Here in our district, the schools have had access to this year's scores for some time and, of course, used them (along with projected "value-added" scores and scores from previous years) to make placement decisions about students. They think they're using multiple criteria to evaluate student aptitude for learning. But if you use a past score, a current score, and a projected future score from the same test to judge aptitude, is that really using multiple criteria? Seems like one criterion to me, split three ways. Basing academic placement decisions on a single test score, as my local schools do, doesn't make students "globally competitive." It reinforces existing inequalities and consigns many students to endless hours of boredom, making adult claims that school is actually important ring hollow.
So I'm not concerned about how parents and students respond to the new test scores; I'll take mine (or, rather, my kids'; or are they really mine?) with a grain of salt and congratulate my children for once again navigating an increasingly unreasonable system that doesn't seem to provide any benefits, tangible or otherwise, to them. No, I'm not concerned about their scores; I'm concerned about how school officials will respond to them. In the end, I really don't care what label the state gives my kid. I care about how the label is used to justify putting him in one class instead of another, or how it will be used to deny him access to, say, an Advanced Placement course four years from now because he didn't take all the right pre-requisite courses before hand. I'm concerned about how labels are used to justify remediation and lower expectations. I worry about how this kind of labeling is weakening public education.
And, make no mistake about it, it is. When the state, which insists on assigning labels to students, suddenly changes those labels—when a kid who was once "proficient" is suddenly proclaimed to be "below basic"—it loses all educational credibility. Is this the message we want to be sending to a skeptical public already being served glass after glass of school reform Kool-Aid?

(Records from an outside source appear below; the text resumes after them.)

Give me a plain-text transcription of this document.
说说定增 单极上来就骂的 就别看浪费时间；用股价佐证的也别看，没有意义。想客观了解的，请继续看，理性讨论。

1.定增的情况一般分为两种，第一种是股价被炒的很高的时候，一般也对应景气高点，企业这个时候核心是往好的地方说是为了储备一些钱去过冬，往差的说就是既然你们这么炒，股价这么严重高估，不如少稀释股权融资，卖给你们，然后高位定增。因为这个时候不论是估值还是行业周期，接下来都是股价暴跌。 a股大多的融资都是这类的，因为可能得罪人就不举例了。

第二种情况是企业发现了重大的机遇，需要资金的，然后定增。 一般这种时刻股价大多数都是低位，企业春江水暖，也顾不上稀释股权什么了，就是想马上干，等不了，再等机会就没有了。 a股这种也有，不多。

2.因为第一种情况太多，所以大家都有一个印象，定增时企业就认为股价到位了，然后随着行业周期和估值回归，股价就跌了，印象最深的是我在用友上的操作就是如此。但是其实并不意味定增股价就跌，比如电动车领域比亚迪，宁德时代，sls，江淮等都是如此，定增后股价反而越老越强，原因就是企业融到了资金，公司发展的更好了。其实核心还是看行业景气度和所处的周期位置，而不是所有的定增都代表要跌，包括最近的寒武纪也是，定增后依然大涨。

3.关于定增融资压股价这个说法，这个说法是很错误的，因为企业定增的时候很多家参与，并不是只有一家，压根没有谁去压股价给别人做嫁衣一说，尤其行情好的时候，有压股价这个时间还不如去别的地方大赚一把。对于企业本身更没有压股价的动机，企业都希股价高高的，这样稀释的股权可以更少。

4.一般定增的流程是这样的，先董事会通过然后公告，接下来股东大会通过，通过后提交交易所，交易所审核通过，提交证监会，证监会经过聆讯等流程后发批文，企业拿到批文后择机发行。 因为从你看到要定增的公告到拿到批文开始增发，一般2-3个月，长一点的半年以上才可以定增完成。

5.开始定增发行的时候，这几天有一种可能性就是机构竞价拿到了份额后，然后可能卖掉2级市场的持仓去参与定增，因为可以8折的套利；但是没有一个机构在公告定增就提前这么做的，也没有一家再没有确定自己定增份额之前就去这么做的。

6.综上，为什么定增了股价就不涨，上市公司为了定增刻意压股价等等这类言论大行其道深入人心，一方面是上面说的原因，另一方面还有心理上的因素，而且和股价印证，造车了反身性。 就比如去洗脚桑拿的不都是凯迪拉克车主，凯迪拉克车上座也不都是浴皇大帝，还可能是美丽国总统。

I propose that our local superintendents, and others from around the state, sign a new letter. I'll draft it myself. It will state plainly that test scores won't be used to make high-stakes decisions about students. Period. Maybe that will buy us some time to work on figuring out a more meaningful, and more humane, way to evaluate what students, and their teachers, are doing in school. I hear all the time that the tests are improving. Yeah, maybe. But there are alternatives we could explore, including some that involve testing but counsel us to use the results differently. One of the smartest things we could do is start using tests exclusively for educational purposes, not for the purposes of accountability. If we spent more time seriously looking into these alternatives, pre-emptive apology letters to parents might not even be necessary. Imagine that.
Do our school leaders have the guts to stare down the invisible monitors of education reform and do the right thing for kids, or will they just keep telling us to take our medicine and wait for things to turn around? We should find out soon enough.